All | Art & Photography | Auction News

Banksy’s ‘rejected’ Brexit artwork could top £500,000 at auction

By
2020-02-04

Banksy Vote to Love Brexit artwork to auction at Sotheby's

A Brexit-themed Banksy artwork could fetch more than half a million pounds at auction next week, after being rejected from an exhibition at the Royal Academy.

The 2018 piece entitled ‘Vote to Love’ features a heart-shaped balloon painted onto a UKIP ‘Vote to Leave’ political placard, recovered from a rally during the 2016 Brexit campaign.

The work will go up for sale at Sotheby’s in London on February 11, with an estimated price of £400,000 – £600,000 ($520,300 – $780,500).

In 2018 Banksy sent the work to The Royal Academy’s Summer Exhibition, the world’s largest open submission art show which invites entries from amateur and emerging artists along with internationally renowned names.

Banksy's 'Vote to Love' (2018), estimated at £400,000 - £600,000 (Image: Sotheby's)
Banksy’s ‘Vote to Love’ (2018), estimated at £400,000 – £600,000 (Image: Sotheby’s)
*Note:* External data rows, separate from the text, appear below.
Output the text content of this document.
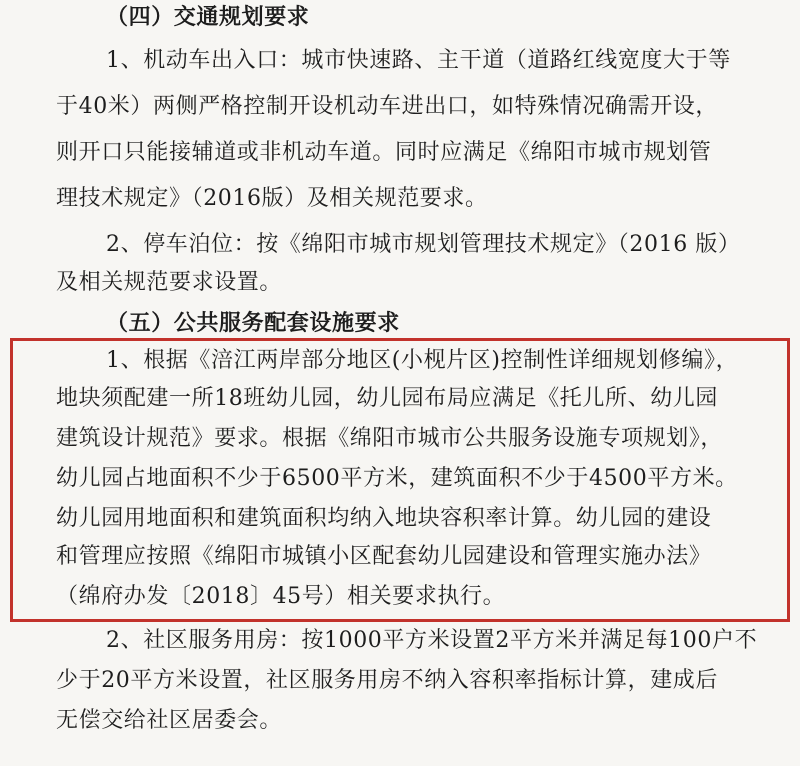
（四）交通规划要求
1、机动车出入口：城市快速路、主干道（道路红线宽度大于等
于40米）两侧严格控制开设机动车进出口，如特殊情况确需开设，
则开口只能接辅道或非机动车道。同时应满足《绵阳市城市规划管
理技术规定》（2016版）及相关规范要求。
2、停车泊位：按《绵阳市城市规划管理技术规定》（2016 版）
及相关规范要求设置。
（五）公共服务配套设施要求
1、根据《涪江两岸部分地区(小枧片区)控制性详细规划修编》，
地块须配建一所18班幼儿园，幼儿园布局应满足《托儿所、幼儿园
建筑设计规范》要求。根据《绵阳市城市公共服务设施专项规划》，
幼儿园占地面积不少于6500平方米，建筑面积不少于4500平方米。
幼儿园用地面积和建筑面积均纳入地块容积率计算。幼儿园的建设
和管理应按照《绵阳市城镇小区配套幼儿园建设和管理实施办法》
（绵府办发〔2018〕45号）相关要求执行。
2、社区服务用房：按1000平方米设置2平方米并满足每100户不
少于20平方米设置，社区服务用房不纳入容积率指标计算，建成后
无偿交给社区居委会。
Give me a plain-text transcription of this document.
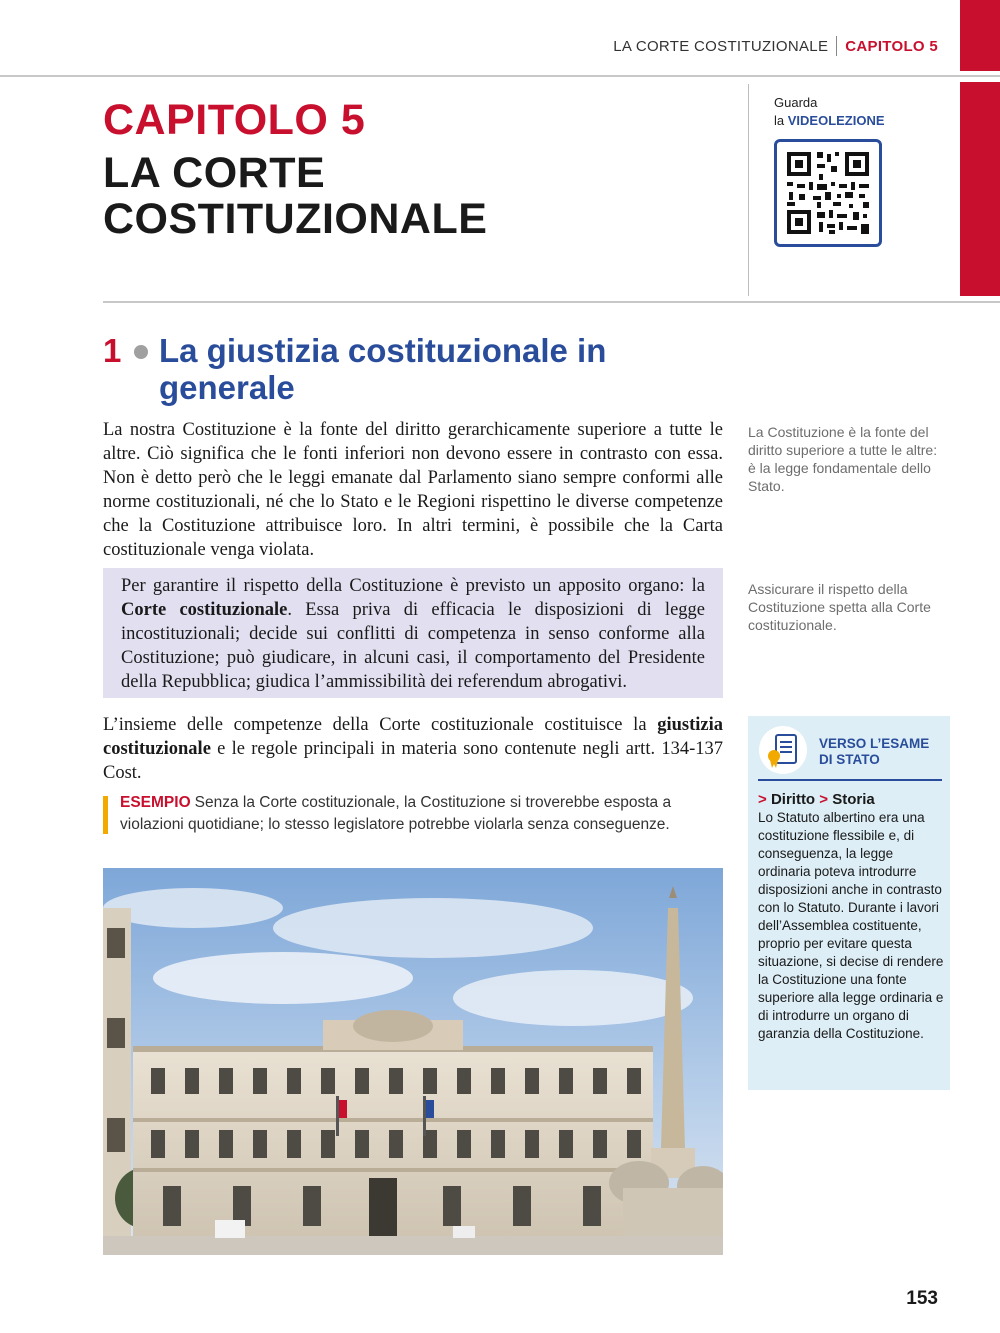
LA CORTE COSTITUZIONALE CAPITOLO 5
CAPITOLO 5
LA CORTE
COSTITUZIONALE
Guarda
la VIDEOLEZIONE
1 La giustizia costituzionale in generale

La nostra Costituzione è la fonte del diritto gerarchicamente superiore a tutte le altre. Ciò significa che le fonti inferiori non devono essere in contrasto con essa. Non è detto però che le leggi emanate dal Parlamento siano sempre conformi alle norme costituzionali, né che lo Stato e le Regioni rispettino le diverse competenze che la Costituzione attribuisce loro. In altri termini, è possibile che la Carta costituzionale venga violata.

La Costituzione è la fonte del diritto superiore a tutte le altre: è la legge fondamentale dello Stato.

Per garantire il rispetto della Costituzione è previsto un apposito organo: la Corte costituzionale. Essa priva di efficacia le disposizioni di legge incostituzionali; decide sui conflitti di competenza in senso conforme alla Costituzione; può giudicare, in alcuni casi, il comportamento del Presidente della Repubblica; giudica l’ammissibilità dei referendum abrogativi.

Assicurare il rispetto della Costituzione spetta alla Corte costituzionale.

L’insieme delle competenze della Corte costituzionale costituisce la giustizia costituzionale e le regole principali in materia sono contenute negli artt. 134-137 Cost.

ESEMPIO Senza la Corte costituzionale, la Costituzione si troverebbe esposta a violazioni quotidiane; lo stesso legislatore potrebbe violarla senza conseguenze.

VERSO L’ESAME
DI STATO
> Diritto > Storia

Lo Statuto albertino era una costituzione flessibile e, di conseguenza, la legge ordinaria poteva introdurre disposizioni anche in contrasto con lo Statuto. Durante i lavori dell’Assemblea costituente, proprio per evitare questa situazione, si decise di rendere la Costituzione una fonte superiore alla legge ordinaria e di introdurre un organo di garanzia della Costituzione.

153
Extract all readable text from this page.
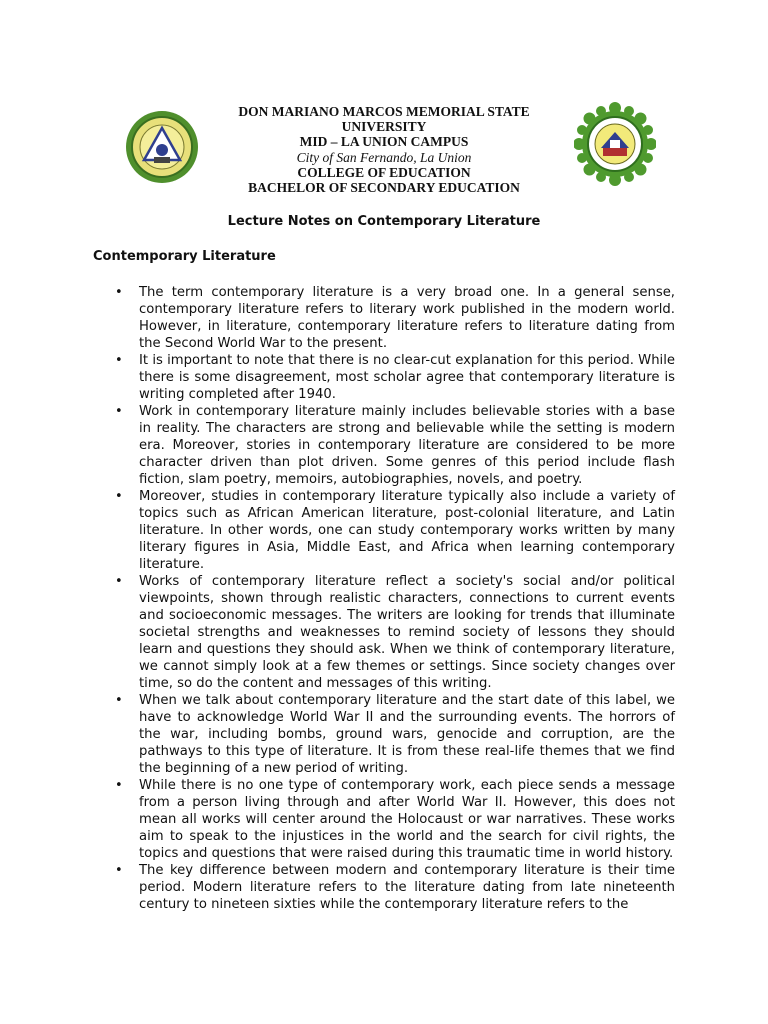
DON MARIANO MARCOS MEMORIAL STATE
UNIVERSITY
MID – LA UNION CAMPUS
City of San Fernando, La Union
COLLEGE OF EDUCATION
BACHELOR OF SECONDARY EDUCATION
Lecture Notes on Contemporary Literature
Contemporary Literature
•	The term contemporary literature is a very broad one. In a general sense, contemporary literature refers to literary work published in the modern world. However, in literature, contemporary literature refers to literature dating from the Second World War to the present.
•	It is important to note that there is no clear-cut explanation for this period. While there is some disagreement, most scholar agree that contemporary literature is writing completed after 1940.
•	Work in contemporary literature mainly includes believable stories with a base in reality. The characters are strong and believable while the setting is modern era. Moreover, stories in contemporary literature are considered to be more character driven than plot driven. Some genres of this period include flash fiction, slam poetry, memoirs, autobiographies, novels, and poetry.
•	Moreover, studies in contemporary literature typically also include a variety of topics such as African American literature, post-colonial literature, and Latin literature. In other words, one can study contemporary works written by many literary figures in Asia, Middle East, and Africa when learning contemporary literature.
•	Works of contemporary literature reflect a society's social and/or political viewpoints, shown through realistic characters, connections to current events and socioeconomic messages. The writers are looking for trends that illuminate societal strengths and weaknesses to remind society of lessons they should learn and questions they should ask. When we think of contemporary literature, we cannot simply look at a few themes or settings. Since society changes over time, so do the content and messages of this writing.
•	When we talk about contemporary literature and the start date of this label, we have to acknowledge World War II and the surrounding events. The horrors of the war, including bombs, ground wars, genocide and corruption, are the pathways to this type of literature. It is from these real-life themes that we find the beginning of a new period of writing.
•	While there is no one type of contemporary work, each piece sends a message from a person living through and after World War II. However, this does not mean all works will center around the Holocaust or war narratives. These works aim to speak to the injustices in the world and the search for civil rights, the topics and questions that were raised during this traumatic time in world history.
•	The key difference between modern and contemporary literature is their time period. Modern literature refers to the literature dating from late nineteenth century to nineteen sixties while the contemporary literature refers to the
Banksy’s piece was one of 20,000 submissions, but was initially rejected by the judges as he sent it in under the assumed name of Bryan S. Gaakman, an anagram of the term ‘Banksy anagram’.

However, exhibition curator Grayson Perry then asked a select group of artists including Banksy to submit works for the show, so he simply sent it in again under his own name.

Unsurprisingly, this time it was accepted.

Banksy also priced his artwork at £350 million – the same amount pro-Brexit campaigners controversially claimed could be spent on the NHS each week if the United Kingdom left the E.U.

Although the U.K narrowly voted to leave the E.U in 2016, and technically completed the process on January 31, 2020, the issue divided the nation and remains a highly emotive subject for millions of people.

Banksy has created numerous anti-Brexit artworks in recent years, including a huge mural in Dover depicting a star being chiselled from the E.U flag, which was later whitewashed over by the local council.

He also submitted another Brexit themed work to The Royal Academy’s Summer Exhibition in 2019: a locked EU customs gate salvaged from Heathrow Airport, stencilled with a rat smashing open the padlock.

Throughout his career Banksy has created subversive works which challenge authority, and his politically-themed pieces are highly popular with art collectors.

In 2019 his satirical painting ‘Devolved Parliament’, which depicted the U.K’s House of Commons populated by chimpanzees, sold for a stunning £9.87 million ($12.1 million), setting a new auction record for a Banksy artwork.